Paul Pogba was handed the iconic No.10 shirt and given the responsibility of being Juventus’s leader post-Tevez and Pirlo but he has floundered so far. He has scored one goal – a penalty – and delivered just one assist in Serie A.

The Frenchman is a phenomenal all-round midfielder but he is not a playmaker and he is struggling to produce the individual magic that every great team needs from their star player.

Allegri’s constant tinkering with tactics and personnel has not helped Pogba, though, or Juventus as a whole.

This season he has started with four different formations in 10 Serie A matches – the 4-3-1-2, 3-5-2, 4-3-3 and 4-4-2 – regularly changing the system during games.

This tactical flexibility was crucial in Juve’s success last term, but there has been no method behind the madness this time around and all it has done is confuse a new team that needs time to gel.

After beating Atalanta with a 4-3-1-2 last Sunday, Allegri inexplicably switched to a 3-5-2 as 10-man Juve lost at Sassuolo on Wednesday.

The coach, who will be under huge pressure if he doesn’t win Saturday’s derby versus Torino, has rotated his four forwards on a weekly basis and it is no surprise that only Dybala has scored more than one Serie A goal.

Allegri has made more than his fair share of team selection blunders.

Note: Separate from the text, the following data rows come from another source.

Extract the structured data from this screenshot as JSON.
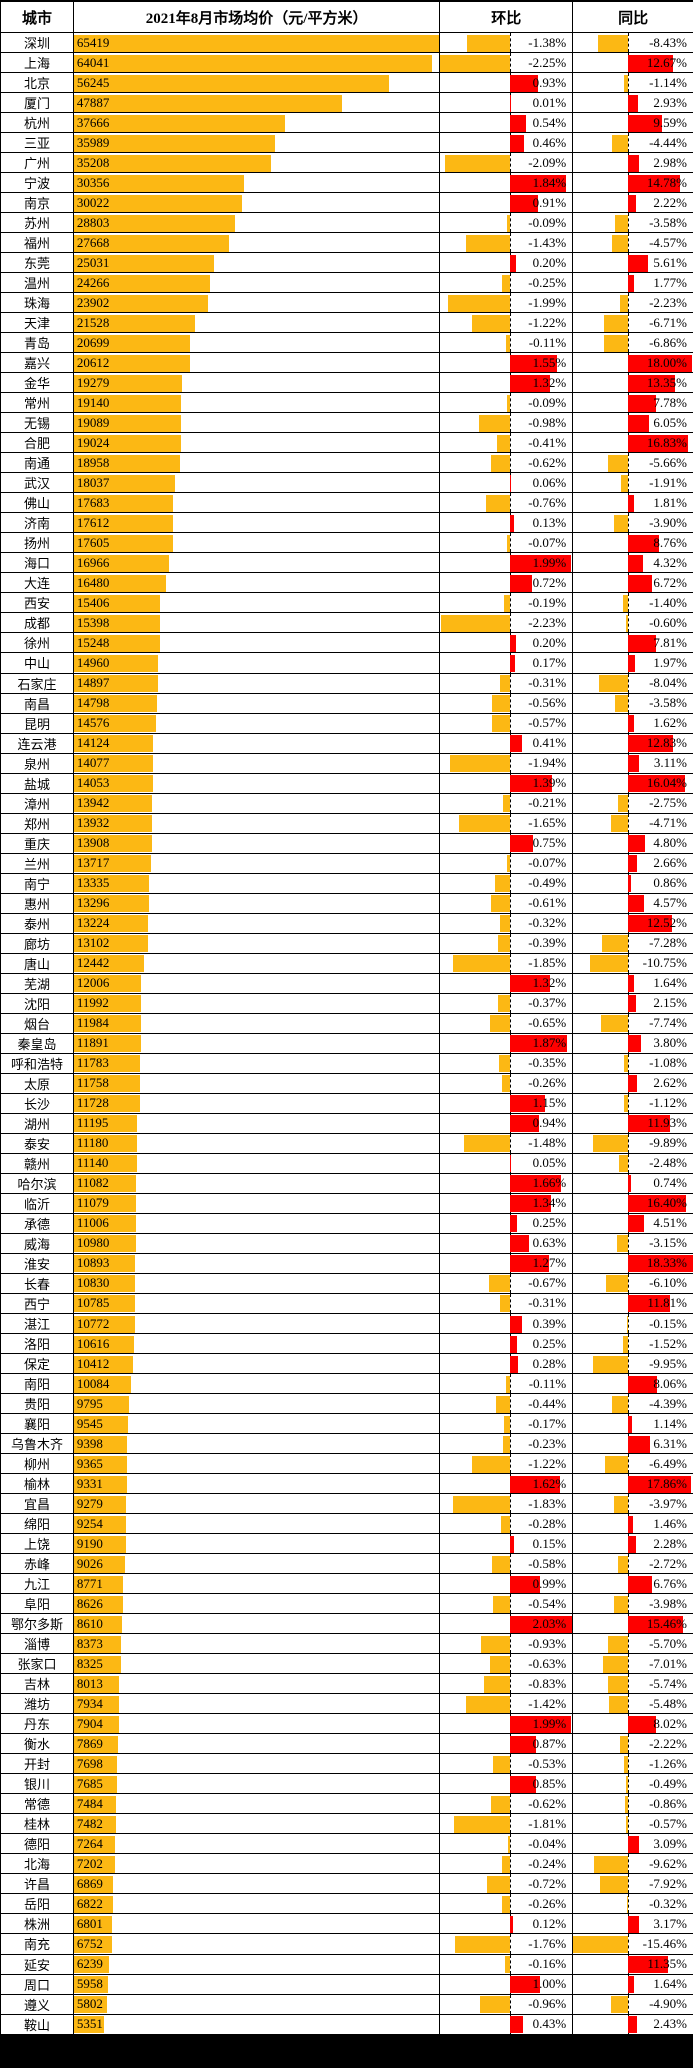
{
  "header": {
    "city": "城市",
    "price": "2021年8月市场均价（元/平方米）",
    "mom": "环比",
    "yoy": "同比"
  },
  "chart_data": {
    "type": "bar",
    "title": "2021年8月市场均价（元/平方米）",
    "columns": [
      "城市",
      "2021年8月市场均价（元/平方米）",
      "环比",
      "同比"
    ],
    "price_axis": {
      "min": 0,
      "max": 65419
    },
    "mom_axis_range_pct": [
      -2.25,
      2.03
    ],
    "yoy_axis_range_pct": [
      -15.46,
      18.33
    ],
    "colors": {
      "price_bar": "#FCB814",
      "negative_bar": "#FCB814",
      "positive_bar": "#FE0000",
      "grid": "#000000",
      "background": "#FFFFFF"
    },
    "rows": [
      {
        "city": "深圳",
        "price": 65419,
        "mom_pct": -1.38,
        "yoy_pct": -8.43
      },
      {
        "city": "上海",
        "price": 64041,
        "mom_pct": -2.25,
        "yoy_pct": 12.67
      },
      {
        "city": "北京",
        "price": 56245,
        "mom_pct": 0.93,
        "yoy_pct": -1.14
      },
      {
        "city": "厦门",
        "price": 47887,
        "mom_pct": 0.01,
        "yoy_pct": 2.93
      },
      {
        "city": "杭州",
        "price": 37666,
        "mom_pct": 0.54,
        "yoy_pct": 9.59
      },
      {
        "city": "三亚",
        "price": 35989,
        "mom_pct": 0.46,
        "yoy_pct": -4.44
      },
      {
        "city": "广州",
        "price": 35208,
        "mom_pct": -2.09,
        "yoy_pct": 2.98
      },
      {
        "city": "宁波",
        "price": 30356,
        "mom_pct": 1.84,
        "yoy_pct": 14.78
      },
      {
        "city": "南京",
        "price": 30022,
        "mom_pct": 0.91,
        "yoy_pct": 2.22
      },
      {
        "city": "苏州",
        "price": 28803,
        "mom_pct": -0.09,
        "yoy_pct": -3.58
      },
      {
        "city": "福州",
        "price": 27668,
        "mom_pct": -1.43,
        "yoy_pct": -4.57
      },
      {
        "city": "东莞",
        "price": 25031,
        "mom_pct": 0.2,
        "yoy_pct": 5.61
      },
      {
        "city": "温州",
        "price": 24266,
        "mom_pct": -0.25,
        "yoy_pct": 1.77
      },
      {
        "city": "珠海",
        "price": 23902,
        "mom_pct": -1.99,
        "yoy_pct": -2.23
      },
      {
        "city": "天津",
        "price": 21528,
        "mom_pct": -1.22,
        "yoy_pct": -6.71
      },
      {
        "city": "青岛",
        "price": 20699,
        "mom_pct": -0.11,
        "yoy_pct": -6.86
      },
      {
        "city": "嘉兴",
        "price": 20612,
        "mom_pct": 1.55,
        "yoy_pct": 18.0
      },
      {
        "city": "金华",
        "price": 19279,
        "mom_pct": 1.32,
        "yoy_pct": 13.35
      },
      {
        "city": "常州",
        "price": 19140,
        "mom_pct": -0.09,
        "yoy_pct": 7.78
      },
      {
        "city": "无锡",
        "price": 19089,
        "mom_pct": -0.98,
        "yoy_pct": 6.05
      },
      {
        "city": "合肥",
        "price": 19024,
        "mom_pct": -0.41,
        "yoy_pct": 16.83
      },
      {
        "city": "南通",
        "price": 18958,
        "mom_pct": -0.62,
        "yoy_pct": -5.66
      },
      {
        "city": "武汉",
        "price": 18037,
        "mom_pct": 0.06,
        "yoy_pct": -1.91
      },
      {
        "city": "佛山",
        "price": 17683,
        "mom_pct": -0.76,
        "yoy_pct": 1.81
      },
      {
        "city": "济南",
        "price": 17612,
        "mom_pct": 0.13,
        "yoy_pct": -3.9
      },
      {
        "city": "扬州",
        "price": 17605,
        "mom_pct": -0.07,
        "yoy_pct": 8.76
      },
      {
        "city": "海口",
        "price": 16966,
        "mom_pct": 1.99,
        "yoy_pct": 4.32
      },
      {
        "city": "大连",
        "price": 16480,
        "mom_pct": 0.72,
        "yoy_pct": 6.72
      },
      {
        "city": "西安",
        "price": 15406,
        "mom_pct": -0.19,
        "yoy_pct": -1.4
      },
      {
        "city": "成都",
        "price": 15398,
        "mom_pct": -2.23,
        "yoy_pct": -0.6
      },
      {
        "city": "徐州",
        "price": 15248,
        "mom_pct": 0.2,
        "yoy_pct": 7.81
      },
      {
        "city": "中山",
        "price": 14960,
        "mom_pct": 0.17,
        "yoy_pct": 1.97
      },
      {
        "city": "石家庄",
        "price": 14897,
        "mom_pct": -0.31,
        "yoy_pct": -8.04
      },
      {
        "city": "南昌",
        "price": 14798,
        "mom_pct": -0.56,
        "yoy_pct": -3.58
      },
      {
        "city": "昆明",
        "price": 14576,
        "mom_pct": -0.57,
        "yoy_pct": 1.62
      },
      {
        "city": "连云港",
        "price": 14124,
        "mom_pct": 0.41,
        "yoy_pct": 12.83
      },
      {
        "city": "泉州",
        "price": 14077,
        "mom_pct": -1.94,
        "yoy_pct": 3.11
      },
      {
        "city": "盐城",
        "price": 14053,
        "mom_pct": 1.39,
        "yoy_pct": 16.04
      },
      {
        "city": "漳州",
        "price": 13942,
        "mom_pct": -0.21,
        "yoy_pct": -2.75
      },
      {
        "city": "郑州",
        "price": 13932,
        "mom_pct": -1.65,
        "yoy_pct": -4.71
      },
      {
        "city": "重庆",
        "price": 13908,
        "mom_pct": 0.75,
        "yoy_pct": 4.8
      },
      {
        "city": "兰州",
        "price": 13717,
        "mom_pct": -0.07,
        "yoy_pct": 2.66
      },
      {
        "city": "南宁",
        "price": 13335,
        "mom_pct": -0.49,
        "yoy_pct": 0.86
      },
      {
        "city": "惠州",
        "price": 13296,
        "mom_pct": -0.61,
        "yoy_pct": 4.57
      },
      {
        "city": "泰州",
        "price": 13224,
        "mom_pct": -0.32,
        "yoy_pct": 12.52
      },
      {
        "city": "廊坊",
        "price": 13102,
        "mom_pct": -0.39,
        "yoy_pct": -7.28
      },
      {
        "city": "唐山",
        "price": 12442,
        "mom_pct": -1.85,
        "yoy_pct": -10.75
      },
      {
        "city": "芜湖",
        "price": 12006,
        "mom_pct": 1.32,
        "yoy_pct": 1.64
      },
      {
        "city": "沈阳",
        "price": 11992,
        "mom_pct": -0.37,
        "yoy_pct": 2.15
      },
      {
        "city": "烟台",
        "price": 11984,
        "mom_pct": -0.65,
        "yoy_pct": -7.74
      },
      {
        "city": "秦皇岛",
        "price": 11891,
        "mom_pct": 1.87,
        "yoy_pct": 3.8
      },
      {
        "city": "呼和浩特",
        "price": 11783,
        "mom_pct": -0.35,
        "yoy_pct": -1.08
      },
      {
        "city": "太原",
        "price": 11758,
        "mom_pct": -0.26,
        "yoy_pct": 2.62
      },
      {
        "city": "长沙",
        "price": 11728,
        "mom_pct": 1.15,
        "yoy_pct": -1.12
      },
      {
        "city": "湖州",
        "price": 11195,
        "mom_pct": 0.94,
        "yoy_pct": 11.93
      },
      {
        "city": "泰安",
        "price": 11180,
        "mom_pct": -1.48,
        "yoy_pct": -9.89
      },
      {
        "city": "赣州",
        "price": 11140,
        "mom_pct": 0.05,
        "yoy_pct": -2.48
      },
      {
        "city": "哈尔滨",
        "price": 11082,
        "mom_pct": 1.66,
        "yoy_pct": 0.74
      },
      {
        "city": "临沂",
        "price": 11079,
        "mom_pct": 1.34,
        "yoy_pct": 16.4
      },
      {
        "city": "承德",
        "price": 11006,
        "mom_pct": 0.25,
        "yoy_pct": 4.51
      },
      {
        "city": "威海",
        "price": 10980,
        "mom_pct": 0.63,
        "yoy_pct": -3.15
      },
      {
        "city": "淮安",
        "price": 10893,
        "mom_pct": 1.27,
        "yoy_pct": 18.33
      },
      {
        "city": "长春",
        "price": 10830,
        "mom_pct": -0.67,
        "yoy_pct": -6.1
      },
      {
        "city": "西宁",
        "price": 10785,
        "mom_pct": -0.31,
        "yoy_pct": 11.81
      },
      {
        "city": "湛江",
        "price": 10772,
        "mom_pct": 0.39,
        "yoy_pct": -0.15
      },
      {
        "city": "洛阳",
        "price": 10616,
        "mom_pct": 0.25,
        "yoy_pct": -1.52
      },
      {
        "city": "保定",
        "price": 10412,
        "mom_pct": 0.28,
        "yoy_pct": -9.95
      },
      {
        "city": "南阳",
        "price": 10084,
        "mom_pct": -0.11,
        "yoy_pct": 8.06
      },
      {
        "city": "贵阳",
        "price": 9795,
        "mom_pct": -0.44,
        "yoy_pct": -4.39
      },
      {
        "city": "襄阳",
        "price": 9545,
        "mom_pct": -0.17,
        "yoy_pct": 1.14
      },
      {
        "city": "乌鲁木齐",
        "price": 9398,
        "mom_pct": -0.23,
        "yoy_pct": 6.31
      },
      {
        "city": "柳州",
        "price": 9365,
        "mom_pct": -1.22,
        "yoy_pct": -6.49
      },
      {
        "city": "榆林",
        "price": 9331,
        "mom_pct": 1.62,
        "yoy_pct": 17.86
      },
      {
        "city": "宜昌",
        "price": 9279,
        "mom_pct": -1.83,
        "yoy_pct": -3.97
      },
      {
        "city": "绵阳",
        "price": 9254,
        "mom_pct": -0.28,
        "yoy_pct": 1.46
      },
      {
        "city": "上饶",
        "price": 9190,
        "mom_pct": 0.15,
        "yoy_pct": 2.28
      },
      {
        "city": "赤峰",
        "price": 9026,
        "mom_pct": -0.58,
        "yoy_pct": -2.72
      },
      {
        "city": "九江",
        "price": 8771,
        "mom_pct": 0.99,
        "yoy_pct": 6.76
      },
      {
        "city": "阜阳",
        "price": 8626,
        "mom_pct": -0.54,
        "yoy_pct": -3.98
      },
      {
        "city": "鄂尔多斯",
        "price": 8610,
        "mom_pct": 2.03,
        "yoy_pct": 15.46
      },
      {
        "city": "淄博",
        "price": 8373,
        "mom_pct": -0.93,
        "yoy_pct": -5.7
      },
      {
        "city": "张家口",
        "price": 8325,
        "mom_pct": -0.63,
        "yoy_pct": -7.01
      },
      {
        "city": "吉林",
        "price": 8013,
        "mom_pct": -0.83,
        "yoy_pct": -5.74
      },
      {
        "city": "潍坊",
        "price": 7934,
        "mom_pct": -1.42,
        "yoy_pct": -5.48
      },
      {
        "city": "丹东",
        "price": 7904,
        "mom_pct": 1.99,
        "yoy_pct": 8.02
      },
      {
        "city": "衡水",
        "price": 7869,
        "mom_pct": 0.87,
        "yoy_pct": -2.22
      },
      {
        "city": "开封",
        "price": 7698,
        "mom_pct": -0.53,
        "yoy_pct": -1.26
      },
      {
        "city": "银川",
        "price": 7685,
        "mom_pct": 0.85,
        "yoy_pct": -0.49
      },
      {
        "city": "常德",
        "price": 7484,
        "mom_pct": -0.62,
        "yoy_pct": -0.86
      },
      {
        "city": "桂林",
        "price": 7482,
        "mom_pct": -1.81,
        "yoy_pct": -0.57
      },
      {
        "city": "德阳",
        "price": 7264,
        "mom_pct": -0.04,
        "yoy_pct": 3.09
      },
      {
        "city": "北海",
        "price": 7202,
        "mom_pct": -0.24,
        "yoy_pct": -9.62
      },
      {
        "city": "许昌",
        "price": 6869,
        "mom_pct": -0.72,
        "yoy_pct": -7.92
      },
      {
        "city": "岳阳",
        "price": 6822,
        "mom_pct": -0.26,
        "yoy_pct": -0.32
      },
      {
        "city": "株洲",
        "price": 6801,
        "mom_pct": 0.12,
        "yoy_pct": 3.17
      },
      {
        "city": "南充",
        "price": 6752,
        "mom_pct": -1.76,
        "yoy_pct": -15.46
      },
      {
        "city": "延安",
        "price": 6239,
        "mom_pct": -0.16,
        "yoy_pct": 11.35
      },
      {
        "city": "周口",
        "price": 5958,
        "mom_pct": 1.0,
        "yoy_pct": 1.64
      },
      {
        "city": "遵义",
        "price": 5802,
        "mom_pct": -0.96,
        "yoy_pct": -4.9
      },
      {
        "city": "鞍山",
        "price": 5351,
        "mom_pct": 0.43,
        "yoy_pct": 2.43
      }
    ]
  }
}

Employing the much-maligned Simone Padoin at full-back against the league’s in-form player, Lorenzo Insigne, was only ever going to end in disaster as the winger led Napoli to victory at San Paolo.

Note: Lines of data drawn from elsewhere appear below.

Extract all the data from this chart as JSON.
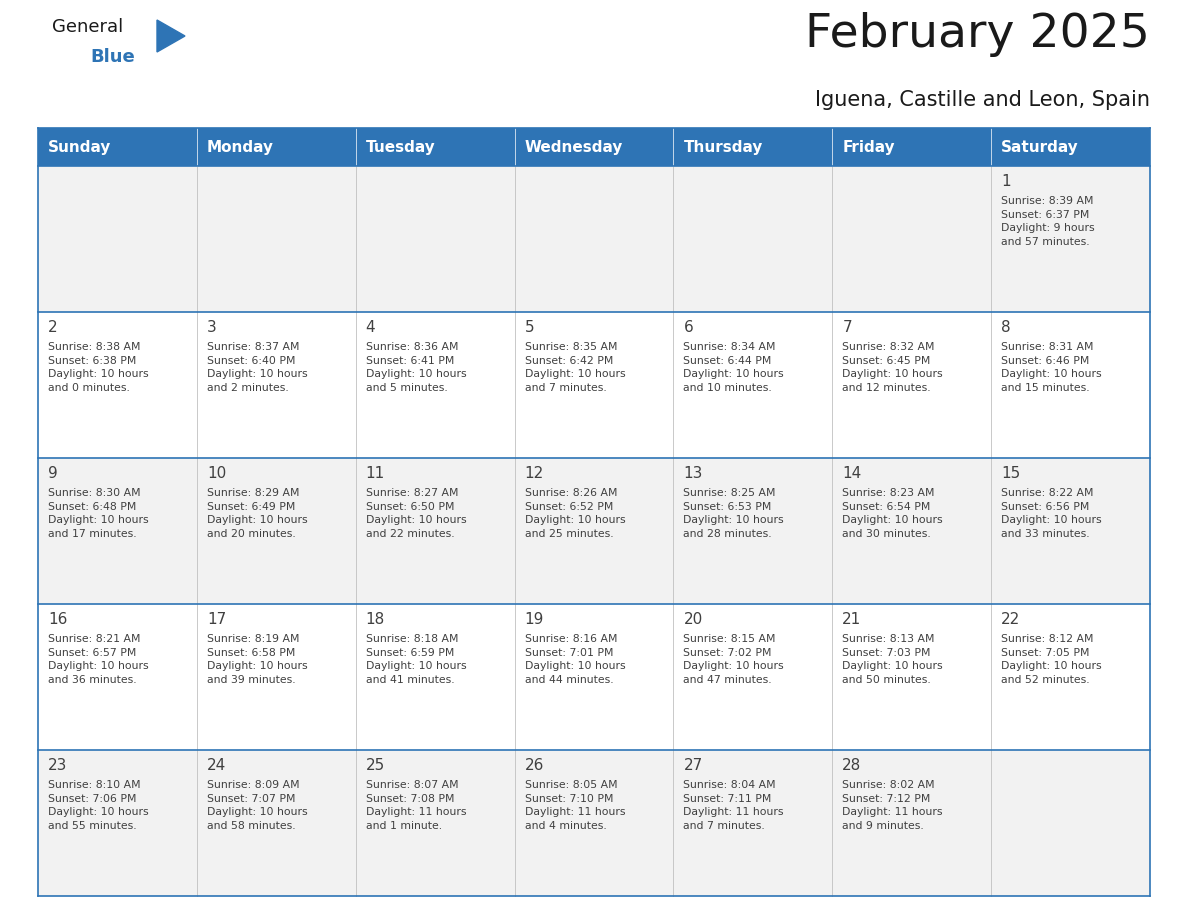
{
  "title": "February 2025",
  "subtitle": "Iguena, Castille and Leon, Spain",
  "header_color": "#2e74b5",
  "header_text_color": "#ffffff",
  "cell_bg_odd": "#f2f2f2",
  "cell_bg_even": "#ffffff",
  "border_color": "#2e74b5",
  "separator_color": "#c0c0c0",
  "text_color": "#404040",
  "days_of_week": [
    "Sunday",
    "Monday",
    "Tuesday",
    "Wednesday",
    "Thursday",
    "Friday",
    "Saturday"
  ],
  "logo_color1": "#1a1a1a",
  "logo_color2": "#2e74b5",
  "weeks": [
    [
      {
        "day": "",
        "info": ""
      },
      {
        "day": "",
        "info": ""
      },
      {
        "day": "",
        "info": ""
      },
      {
        "day": "",
        "info": ""
      },
      {
        "day": "",
        "info": ""
      },
      {
        "day": "",
        "info": ""
      },
      {
        "day": "1",
        "info": "Sunrise: 8:39 AM\nSunset: 6:37 PM\nDaylight: 9 hours\nand 57 minutes."
      }
    ],
    [
      {
        "day": "2",
        "info": "Sunrise: 8:38 AM\nSunset: 6:38 PM\nDaylight: 10 hours\nand 0 minutes."
      },
      {
        "day": "3",
        "info": "Sunrise: 8:37 AM\nSunset: 6:40 PM\nDaylight: 10 hours\nand 2 minutes."
      },
      {
        "day": "4",
        "info": "Sunrise: 8:36 AM\nSunset: 6:41 PM\nDaylight: 10 hours\nand 5 minutes."
      },
      {
        "day": "5",
        "info": "Sunrise: 8:35 AM\nSunset: 6:42 PM\nDaylight: 10 hours\nand 7 minutes."
      },
      {
        "day": "6",
        "info": "Sunrise: 8:34 AM\nSunset: 6:44 PM\nDaylight: 10 hours\nand 10 minutes."
      },
      {
        "day": "7",
        "info": "Sunrise: 8:32 AM\nSunset: 6:45 PM\nDaylight: 10 hours\nand 12 minutes."
      },
      {
        "day": "8",
        "info": "Sunrise: 8:31 AM\nSunset: 6:46 PM\nDaylight: 10 hours\nand 15 minutes."
      }
    ],
    [
      {
        "day": "9",
        "info": "Sunrise: 8:30 AM\nSunset: 6:48 PM\nDaylight: 10 hours\nand 17 minutes."
      },
      {
        "day": "10",
        "info": "Sunrise: 8:29 AM\nSunset: 6:49 PM\nDaylight: 10 hours\nand 20 minutes."
      },
      {
        "day": "11",
        "info": "Sunrise: 8:27 AM\nSunset: 6:50 PM\nDaylight: 10 hours\nand 22 minutes."
      },
      {
        "day": "12",
        "info": "Sunrise: 8:26 AM\nSunset: 6:52 PM\nDaylight: 10 hours\nand 25 minutes."
      },
      {
        "day": "13",
        "info": "Sunrise: 8:25 AM\nSunset: 6:53 PM\nDaylight: 10 hours\nand 28 minutes."
      },
      {
        "day": "14",
        "info": "Sunrise: 8:23 AM\nSunset: 6:54 PM\nDaylight: 10 hours\nand 30 minutes."
      },
      {
        "day": "15",
        "info": "Sunrise: 8:22 AM\nSunset: 6:56 PM\nDaylight: 10 hours\nand 33 minutes."
      }
    ],
    [
      {
        "day": "16",
        "info": "Sunrise: 8:21 AM\nSunset: 6:57 PM\nDaylight: 10 hours\nand 36 minutes."
      },
      {
        "day": "17",
        "info": "Sunrise: 8:19 AM\nSunset: 6:58 PM\nDaylight: 10 hours\nand 39 minutes."
      },
      {
        "day": "18",
        "info": "Sunrise: 8:18 AM\nSunset: 6:59 PM\nDaylight: 10 hours\nand 41 minutes."
      },
      {
        "day": "19",
        "info": "Sunrise: 8:16 AM\nSunset: 7:01 PM\nDaylight: 10 hours\nand 44 minutes."
      },
      {
        "day": "20",
        "info": "Sunrise: 8:15 AM\nSunset: 7:02 PM\nDaylight: 10 hours\nand 47 minutes."
      },
      {
        "day": "21",
        "info": "Sunrise: 8:13 AM\nSunset: 7:03 PM\nDaylight: 10 hours\nand 50 minutes."
      },
      {
        "day": "22",
        "info": "Sunrise: 8:12 AM\nSunset: 7:05 PM\nDaylight: 10 hours\nand 52 minutes."
      }
    ],
    [
      {
        "day": "23",
        "info": "Sunrise: 8:10 AM\nSunset: 7:06 PM\nDaylight: 10 hours\nand 55 minutes."
      },
      {
        "day": "24",
        "info": "Sunrise: 8:09 AM\nSunset: 7:07 PM\nDaylight: 10 hours\nand 58 minutes."
      },
      {
        "day": "25",
        "info": "Sunrise: 8:07 AM\nSunset: 7:08 PM\nDaylight: 11 hours\nand 1 minute."
      },
      {
        "day": "26",
        "info": "Sunrise: 8:05 AM\nSunset: 7:10 PM\nDaylight: 11 hours\nand 4 minutes."
      },
      {
        "day": "27",
        "info": "Sunrise: 8:04 AM\nSunset: 7:11 PM\nDaylight: 11 hours\nand 7 minutes."
      },
      {
        "day": "28",
        "info": "Sunrise: 8:02 AM\nSunset: 7:12 PM\nDaylight: 11 hours\nand 9 minutes."
      },
      {
        "day": "",
        "info": ""
      }
    ]
  ]
}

Keeping Khedira on the bench versus Sassuolo after fellow midfielder Claudio Marchisio had already pulled out with flu was unwise, too.

Allegri has bemoaned the fact that Juventus have faced an injury crisis this season – with 14 muscular problems already by November.

However, the coach and his superiors must accept some responsibility for this. “The athletic preparation was wrong,” sniped another Juve legend Marco Tardelli. Juventus finished the previous season later than usual due to the Champions League final on June 6, but Allegri had his squad back in training early to be in shape for the meaningless Italian Supercup against Lazio.

Worse still, he ordered the squad’s pre-season training camp to be held in the summer heat of Vinovo rather than in the cooler mountains as is Italian tradition. This all contributed to the spate of injuries.

It must be recognised that the Gods have not smiled on the Old Lady. She took just two points from the games against Udinese, Frosinone, Chievo and Sassuolo, despite giving up only six shots on target in total from those matches. Gianluigi Buffon has conceded with his first shot in five games so far.

Even against Roma, television replays showed that Miralem Pjanic only opened the scoring because the distance between his free kick and the wall was 12 yards rather than the regulatory 10.

“The Bianconeri have changed a lot, and have also been very unlucky. In their games against Udinese, Chievo and Frosinone, they failed to finish many chances,” former Juventus coach Gigi Del Neri told Goal last week. “Still, I think that Juventus will be able to re-enter the race for the title.”

There are not many people who share Del Neri’s opinion. Most fans would gladly sign right now for third place and Champions League qualification. As for retaining the Scudetto, it would take a wind change of hurricane proportions for Juventus to catch Roma.